Mandalas podem ser encontradas até mesmo na natureza,
basta olhar com atenção.
E agora, vamos aos procedimentos para criar uma mandala. Se você estiver com muita dificuldade de desenhar, ou mesmo se não se sentir bem desenhando dentro de um círculo, pode optar por apenas colorir uma mandala. No final do artigo de hoje coloquei algumas das mandalas que uso com meus pacientes, que você pode imprimir e colorir. Não há limite de tempo. Arrume o local: mesa e cadeira, o ambiente deve estar com luminosidade adequada. Peça para não ser interrompido. Deixe seu material por perto: lápis grafite, compasso, papel, material para colorir (lápis de cor ou giz de cera, de preferência). Se quiser, pode colocar uma música tranquila. Sente-se, respire profundamente e concentre-se. Tente não pensar em nada por alguns momentos, mas também não rejeite possíveis imagens ou sentimentos que surgirem, é o inconsciente começando a se abrir. Então é hora de criar! Marque um centro e trace o círculo externo. Partindo daí, a liberdade para criar é total. Quando terminar, é hora de colorir. Costumo pedir aos meus pacientes para começar a pintar pela camada mais externa da mandala e só passar à seguinte quando a primeira já estiver terminada. Seguindo esta ordem, só passando para a camada mais profunda quando as anteriores já estiverem prontas, seguimos o mesmo caminho do inconsciente de Jung. Esta ordem ajuda a pessoa a entrar em contato consigo mesma de forma mais organizada. Também é possível começar pelo centro, só passando às camadas mais externas quando as internas estiverem terminadas, trazendo o inconsciente para fora. Mas lembre-se que para sair, antes precisamos entrar! Quando terminar, contemple sua mandala. Se ao expressar nossos conteúdos na arte lhes damos forma, quando contemplamos voltamos a interiorizar esses conteúdos, mas agora de maneira ordenada e harmoniosa, com mais equilíbrio e menos conflitos.

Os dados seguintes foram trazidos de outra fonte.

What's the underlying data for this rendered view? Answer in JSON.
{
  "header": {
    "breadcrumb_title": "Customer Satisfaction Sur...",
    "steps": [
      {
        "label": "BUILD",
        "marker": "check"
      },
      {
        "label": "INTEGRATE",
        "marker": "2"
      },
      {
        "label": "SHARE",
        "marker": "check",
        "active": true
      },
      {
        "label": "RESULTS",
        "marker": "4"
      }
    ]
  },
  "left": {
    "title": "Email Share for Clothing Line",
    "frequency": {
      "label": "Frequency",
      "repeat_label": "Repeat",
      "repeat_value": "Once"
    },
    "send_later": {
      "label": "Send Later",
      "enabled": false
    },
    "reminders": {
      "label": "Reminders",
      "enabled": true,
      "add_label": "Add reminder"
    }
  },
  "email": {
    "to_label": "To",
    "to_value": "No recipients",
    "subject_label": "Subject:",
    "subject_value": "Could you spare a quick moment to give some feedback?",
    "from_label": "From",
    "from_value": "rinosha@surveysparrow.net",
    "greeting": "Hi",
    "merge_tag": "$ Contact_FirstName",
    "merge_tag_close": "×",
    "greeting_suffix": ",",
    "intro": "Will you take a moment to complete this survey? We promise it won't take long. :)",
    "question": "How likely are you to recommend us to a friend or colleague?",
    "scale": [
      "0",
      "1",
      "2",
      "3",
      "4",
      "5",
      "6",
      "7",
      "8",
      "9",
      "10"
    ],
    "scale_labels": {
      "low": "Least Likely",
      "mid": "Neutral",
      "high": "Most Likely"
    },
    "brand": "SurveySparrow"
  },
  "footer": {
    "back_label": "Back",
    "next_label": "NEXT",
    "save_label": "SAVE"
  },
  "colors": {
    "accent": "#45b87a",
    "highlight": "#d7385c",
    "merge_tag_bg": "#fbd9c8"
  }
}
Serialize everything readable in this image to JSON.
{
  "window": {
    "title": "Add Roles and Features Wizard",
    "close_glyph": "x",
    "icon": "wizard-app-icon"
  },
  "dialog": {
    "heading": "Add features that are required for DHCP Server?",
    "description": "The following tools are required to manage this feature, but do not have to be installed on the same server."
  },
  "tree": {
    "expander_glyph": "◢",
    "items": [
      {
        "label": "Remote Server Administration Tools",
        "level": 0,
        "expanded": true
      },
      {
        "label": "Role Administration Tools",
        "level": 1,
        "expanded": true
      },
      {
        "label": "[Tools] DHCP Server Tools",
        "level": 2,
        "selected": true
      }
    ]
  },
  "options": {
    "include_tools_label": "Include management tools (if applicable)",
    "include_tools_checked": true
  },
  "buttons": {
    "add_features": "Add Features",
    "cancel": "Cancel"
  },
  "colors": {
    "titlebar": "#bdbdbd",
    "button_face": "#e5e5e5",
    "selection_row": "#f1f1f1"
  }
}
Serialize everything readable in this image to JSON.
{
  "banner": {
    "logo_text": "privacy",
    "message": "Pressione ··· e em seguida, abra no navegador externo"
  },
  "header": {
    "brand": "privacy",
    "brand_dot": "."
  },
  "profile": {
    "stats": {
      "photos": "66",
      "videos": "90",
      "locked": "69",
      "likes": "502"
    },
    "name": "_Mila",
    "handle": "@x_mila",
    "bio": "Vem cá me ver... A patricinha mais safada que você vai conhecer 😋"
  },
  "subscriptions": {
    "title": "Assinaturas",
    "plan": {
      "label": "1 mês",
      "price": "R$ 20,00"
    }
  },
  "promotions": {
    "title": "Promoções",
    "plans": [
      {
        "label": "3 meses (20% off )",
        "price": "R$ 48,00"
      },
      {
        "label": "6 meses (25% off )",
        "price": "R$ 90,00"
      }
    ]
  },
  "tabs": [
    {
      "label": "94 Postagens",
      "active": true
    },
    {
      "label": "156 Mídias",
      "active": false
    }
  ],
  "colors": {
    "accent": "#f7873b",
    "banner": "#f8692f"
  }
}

Ah, uma coisa importante! Depois que terminar a mandala, vá fazer alguma coisa. Não fique jogado no sofá assistindo televisão, faça algo ativo. Pode ser uma caminhada num parque ou nas ruas do seu bairro, pode cozinhar, escrever alguma coisa, praticar algum esporte... Fazendo algo ativo permitimos que a energia psíquica do inconsciente seja "usada" em nossa vida. A mandala é um símbolo de quem a cria. Elas surgem espontaneamente quando a psique está em processo de reequilíbrio e transformação.   


Mandalas para colorir, de minha autoria:

Para imprimir as mandalas, clique sobre a mandala escolhida, a foto irá se abrir. Então clique sobre ela com o botão esquerdo do mouse e salve a imagem. Então é só abrir o arquivo e mandar imprimir. 




8 comentários:

  1. Não tem como ler esse texto e não ligar imediatamente à necessidade, os motivos, de fazer o círculo mágico na bruxaria :)
    Parabéns Bia, e obrigada pelo texto!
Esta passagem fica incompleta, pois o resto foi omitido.